MiR-92b-3p influences apoptosis in vascular smooth muscle cells by targeting BCL2L11, offering potential new therapeutic strategies for vascular remodeling

In vascular disease, cells undergo important alterations in cellular function, influencing vascular homeostasis. Apoptosis is one of these functions, affecting vascular tone and plaque stability. Influencing this process for example, by targeting microRNAs is key for therapeutic strategies tackling vascular diseases in a cell-specific manner. Here, we propose that BCL2L11 is targeted by miR-92b-3p, prompting an investigation into its role in regulating apoptosis in SMCs to employ miRNA-based targeted interventions to discover a novel therapeutic axis in vascular remodeling.
miR-92b-3p expression was studied in murine tissue and human vascular SMC and endothelial cells (EC) by qRT-PCR. Lipotransfection was used to modulate miR-92b-3p or BCL2L11 expression in human vascular cells with a high transfection efficiency. Methods to study the effect of miR92b-3p regulation on the cells included functional assays such as proliferation, migration, and cell death. Further target regulation was assessed by qRT-PCR, and Western Blot. Immunofluorescence microscopy was performed to determine cell morphology.

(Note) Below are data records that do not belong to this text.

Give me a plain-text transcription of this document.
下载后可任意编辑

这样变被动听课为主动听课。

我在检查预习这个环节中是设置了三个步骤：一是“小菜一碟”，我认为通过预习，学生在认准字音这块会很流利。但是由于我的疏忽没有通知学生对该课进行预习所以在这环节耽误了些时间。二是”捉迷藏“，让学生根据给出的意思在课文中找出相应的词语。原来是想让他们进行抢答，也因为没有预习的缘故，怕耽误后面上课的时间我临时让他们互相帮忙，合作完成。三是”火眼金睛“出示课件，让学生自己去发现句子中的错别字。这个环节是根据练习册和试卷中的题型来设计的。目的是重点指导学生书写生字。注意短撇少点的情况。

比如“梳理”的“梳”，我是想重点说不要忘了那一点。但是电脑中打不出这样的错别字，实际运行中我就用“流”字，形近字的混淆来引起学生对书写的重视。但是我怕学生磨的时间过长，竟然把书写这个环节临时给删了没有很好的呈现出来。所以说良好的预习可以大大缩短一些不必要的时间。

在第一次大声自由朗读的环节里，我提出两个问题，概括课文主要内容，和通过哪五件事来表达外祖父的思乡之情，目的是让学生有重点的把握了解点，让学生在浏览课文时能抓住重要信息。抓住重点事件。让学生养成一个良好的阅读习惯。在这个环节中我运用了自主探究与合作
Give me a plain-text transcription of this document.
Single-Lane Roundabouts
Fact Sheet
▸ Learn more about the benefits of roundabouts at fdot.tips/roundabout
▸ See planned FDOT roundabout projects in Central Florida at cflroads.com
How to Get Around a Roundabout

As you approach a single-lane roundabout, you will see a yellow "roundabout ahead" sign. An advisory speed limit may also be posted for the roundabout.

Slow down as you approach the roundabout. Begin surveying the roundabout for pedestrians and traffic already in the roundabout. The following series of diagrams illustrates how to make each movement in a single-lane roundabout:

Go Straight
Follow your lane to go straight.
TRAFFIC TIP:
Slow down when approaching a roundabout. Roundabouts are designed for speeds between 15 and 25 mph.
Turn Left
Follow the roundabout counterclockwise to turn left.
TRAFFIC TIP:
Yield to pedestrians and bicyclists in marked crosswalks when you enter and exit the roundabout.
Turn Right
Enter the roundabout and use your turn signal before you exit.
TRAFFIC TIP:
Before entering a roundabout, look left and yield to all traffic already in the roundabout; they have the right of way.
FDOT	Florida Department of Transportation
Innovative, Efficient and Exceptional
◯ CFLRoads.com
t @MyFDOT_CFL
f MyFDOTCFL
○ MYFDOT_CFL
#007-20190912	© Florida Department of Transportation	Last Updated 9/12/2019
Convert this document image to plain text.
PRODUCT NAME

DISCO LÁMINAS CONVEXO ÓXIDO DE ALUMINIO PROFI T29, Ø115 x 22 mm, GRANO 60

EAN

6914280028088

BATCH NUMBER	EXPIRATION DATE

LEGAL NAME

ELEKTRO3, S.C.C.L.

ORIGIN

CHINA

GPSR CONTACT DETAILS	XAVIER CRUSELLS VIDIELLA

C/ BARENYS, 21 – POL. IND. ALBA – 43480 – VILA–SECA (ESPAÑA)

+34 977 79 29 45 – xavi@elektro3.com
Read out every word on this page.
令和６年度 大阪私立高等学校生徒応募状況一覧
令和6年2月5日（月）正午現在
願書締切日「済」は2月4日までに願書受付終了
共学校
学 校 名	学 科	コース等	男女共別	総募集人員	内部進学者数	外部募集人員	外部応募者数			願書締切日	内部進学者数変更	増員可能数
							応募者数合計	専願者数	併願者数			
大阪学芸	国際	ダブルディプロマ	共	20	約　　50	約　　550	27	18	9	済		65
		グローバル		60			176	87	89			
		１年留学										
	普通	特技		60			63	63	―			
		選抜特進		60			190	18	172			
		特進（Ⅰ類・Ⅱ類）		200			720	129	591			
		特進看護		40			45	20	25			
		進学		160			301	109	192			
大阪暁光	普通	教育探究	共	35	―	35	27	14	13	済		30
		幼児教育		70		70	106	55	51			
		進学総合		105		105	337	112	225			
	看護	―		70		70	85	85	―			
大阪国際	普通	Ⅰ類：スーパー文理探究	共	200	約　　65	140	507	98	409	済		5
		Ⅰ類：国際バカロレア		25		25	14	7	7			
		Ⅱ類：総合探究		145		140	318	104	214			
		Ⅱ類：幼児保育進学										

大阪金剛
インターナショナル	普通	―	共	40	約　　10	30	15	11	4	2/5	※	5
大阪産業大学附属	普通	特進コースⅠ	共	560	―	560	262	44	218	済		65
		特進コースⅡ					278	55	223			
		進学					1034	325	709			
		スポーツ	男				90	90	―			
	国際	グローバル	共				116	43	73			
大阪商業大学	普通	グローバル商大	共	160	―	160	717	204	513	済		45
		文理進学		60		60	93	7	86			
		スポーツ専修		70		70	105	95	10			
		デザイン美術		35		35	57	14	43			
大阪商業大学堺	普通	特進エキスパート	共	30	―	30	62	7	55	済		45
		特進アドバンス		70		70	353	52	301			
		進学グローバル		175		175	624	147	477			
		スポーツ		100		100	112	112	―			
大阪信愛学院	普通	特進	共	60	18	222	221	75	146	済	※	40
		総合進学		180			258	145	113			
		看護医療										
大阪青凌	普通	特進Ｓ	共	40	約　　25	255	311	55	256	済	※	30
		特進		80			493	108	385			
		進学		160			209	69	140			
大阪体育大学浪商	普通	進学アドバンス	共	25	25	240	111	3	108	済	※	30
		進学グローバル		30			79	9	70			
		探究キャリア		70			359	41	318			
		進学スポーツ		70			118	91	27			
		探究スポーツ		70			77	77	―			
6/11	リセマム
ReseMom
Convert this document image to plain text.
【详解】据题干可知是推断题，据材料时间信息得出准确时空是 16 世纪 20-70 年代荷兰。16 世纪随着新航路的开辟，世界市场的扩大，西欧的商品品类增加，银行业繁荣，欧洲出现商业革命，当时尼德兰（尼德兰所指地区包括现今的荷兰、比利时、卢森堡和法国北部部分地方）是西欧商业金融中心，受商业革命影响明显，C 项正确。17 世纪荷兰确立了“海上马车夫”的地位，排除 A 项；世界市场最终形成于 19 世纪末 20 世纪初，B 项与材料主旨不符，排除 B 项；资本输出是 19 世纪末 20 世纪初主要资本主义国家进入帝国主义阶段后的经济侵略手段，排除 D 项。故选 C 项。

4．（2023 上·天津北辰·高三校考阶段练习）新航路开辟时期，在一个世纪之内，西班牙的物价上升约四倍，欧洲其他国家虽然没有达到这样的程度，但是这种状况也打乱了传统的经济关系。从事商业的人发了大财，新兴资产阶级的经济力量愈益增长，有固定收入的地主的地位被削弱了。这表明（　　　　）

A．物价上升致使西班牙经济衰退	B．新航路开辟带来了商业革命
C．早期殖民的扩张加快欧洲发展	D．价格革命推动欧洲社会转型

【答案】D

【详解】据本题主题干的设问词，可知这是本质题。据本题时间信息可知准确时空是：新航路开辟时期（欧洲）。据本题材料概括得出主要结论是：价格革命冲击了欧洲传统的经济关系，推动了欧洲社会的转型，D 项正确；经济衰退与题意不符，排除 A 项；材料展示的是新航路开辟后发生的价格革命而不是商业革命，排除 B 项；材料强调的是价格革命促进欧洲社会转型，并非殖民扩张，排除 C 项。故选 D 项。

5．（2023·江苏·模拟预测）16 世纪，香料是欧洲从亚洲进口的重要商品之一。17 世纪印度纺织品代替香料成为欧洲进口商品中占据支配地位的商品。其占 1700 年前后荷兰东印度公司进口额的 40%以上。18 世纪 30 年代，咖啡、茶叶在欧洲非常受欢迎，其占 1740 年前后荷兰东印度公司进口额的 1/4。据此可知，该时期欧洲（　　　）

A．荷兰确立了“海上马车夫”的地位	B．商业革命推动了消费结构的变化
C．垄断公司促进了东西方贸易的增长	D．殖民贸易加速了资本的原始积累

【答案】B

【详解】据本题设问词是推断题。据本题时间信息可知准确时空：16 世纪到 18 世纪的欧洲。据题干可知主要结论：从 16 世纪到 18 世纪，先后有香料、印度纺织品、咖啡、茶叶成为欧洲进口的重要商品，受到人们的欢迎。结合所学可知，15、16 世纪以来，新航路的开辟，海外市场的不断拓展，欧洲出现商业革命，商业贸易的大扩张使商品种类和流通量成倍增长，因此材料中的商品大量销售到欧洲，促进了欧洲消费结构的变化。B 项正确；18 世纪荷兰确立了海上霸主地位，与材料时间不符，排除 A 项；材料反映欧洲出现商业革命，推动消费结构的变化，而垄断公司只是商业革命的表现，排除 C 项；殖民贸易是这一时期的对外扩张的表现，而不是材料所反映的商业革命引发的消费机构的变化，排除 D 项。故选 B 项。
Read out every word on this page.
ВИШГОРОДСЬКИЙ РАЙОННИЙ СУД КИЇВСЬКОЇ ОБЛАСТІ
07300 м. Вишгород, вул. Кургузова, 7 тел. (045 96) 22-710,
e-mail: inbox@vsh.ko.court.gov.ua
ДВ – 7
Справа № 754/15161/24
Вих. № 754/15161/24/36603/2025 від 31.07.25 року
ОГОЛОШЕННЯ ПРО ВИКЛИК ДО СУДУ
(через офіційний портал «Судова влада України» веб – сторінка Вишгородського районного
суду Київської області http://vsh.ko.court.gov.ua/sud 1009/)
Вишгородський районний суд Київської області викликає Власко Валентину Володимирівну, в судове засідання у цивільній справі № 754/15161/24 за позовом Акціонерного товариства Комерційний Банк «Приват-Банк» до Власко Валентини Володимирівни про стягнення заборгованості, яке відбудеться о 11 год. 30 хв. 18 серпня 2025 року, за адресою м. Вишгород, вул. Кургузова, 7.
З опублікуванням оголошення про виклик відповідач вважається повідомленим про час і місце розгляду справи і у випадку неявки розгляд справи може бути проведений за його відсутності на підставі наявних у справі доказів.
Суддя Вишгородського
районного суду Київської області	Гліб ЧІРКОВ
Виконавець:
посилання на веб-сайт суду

MiR-92b-3p is strongly regulated over time in vivo in ApoE-knockout mice (p<0.001) and in a model of wire-induced vascular injury (p<0.01). Further, it demonstrates heightened levels in SMCs compared to ECs in vitro and in vivo (p<0.01). Under growth conditions in both ECs and SMCs, miR-92b-3p was significantly higher expressed (p<0,05). In SMCs, upregulation of miR92b-3p resulted in increased proliferation (p<0,01) and significantly enhanced cell migration in SMCs (p<0,001) but hampered migration in ECs (p<0,01). In contrast, the downregulation of miR-92b-3p in SMC resulted in decreased migrational (p<0.001) and proliferative capacity (p<0.001), accompanied by a reduction in metabolic activity (p<0.05). Live-cell imaging demonstrates a decrease in SMC count post-anti-miR-92b-3p treatment (p<0.01), accompanied by cell shrinkage 72 hours after treatment (p<0.05). Further, apoptosis is increased in SMCs cultured in growth medium after lowering miR-92b-3p (p<0.05), but this effect is not observed in ECs, or SMCs treated with basal medium. BCL2L11 as a direct target shows increased expression after suppressing miR-92b-3p and decreased expression following the introduction of pre-miR-92b-3p in SMCs, at both the mRNA and protein levels (p<0.01). Stimulation by growth factors leads to an increase in miR-92b-3p levels (p>0.05) and a decrease in BCL2L11 expression in SMCs. Silencing BCL2L11 in SMCs eliminates apoptosis caused by lowering miR-92b-3p (p<0.05). Conversely, in apoptotic SMCs, increased miR-92b-3p shields cells from apoptosis (p<0.05).
This study underscores the critical role of miR 92b-3p as a central regulator of functional alterations in vascular SMC, which are pivotal in shaping and exacerbating vascular pathological conditions. In summary, we could show that miR-92b-3p efficiently controls apoptosis in SMCs by specifically targeting BCL2L11. This regulatory effect is limited to proliferating SMCs. Therapeutic regulation might present a promising strategy for stabilizing critical plaques, restoring the function of vascular cells, and thereby preventing vascular remodeling.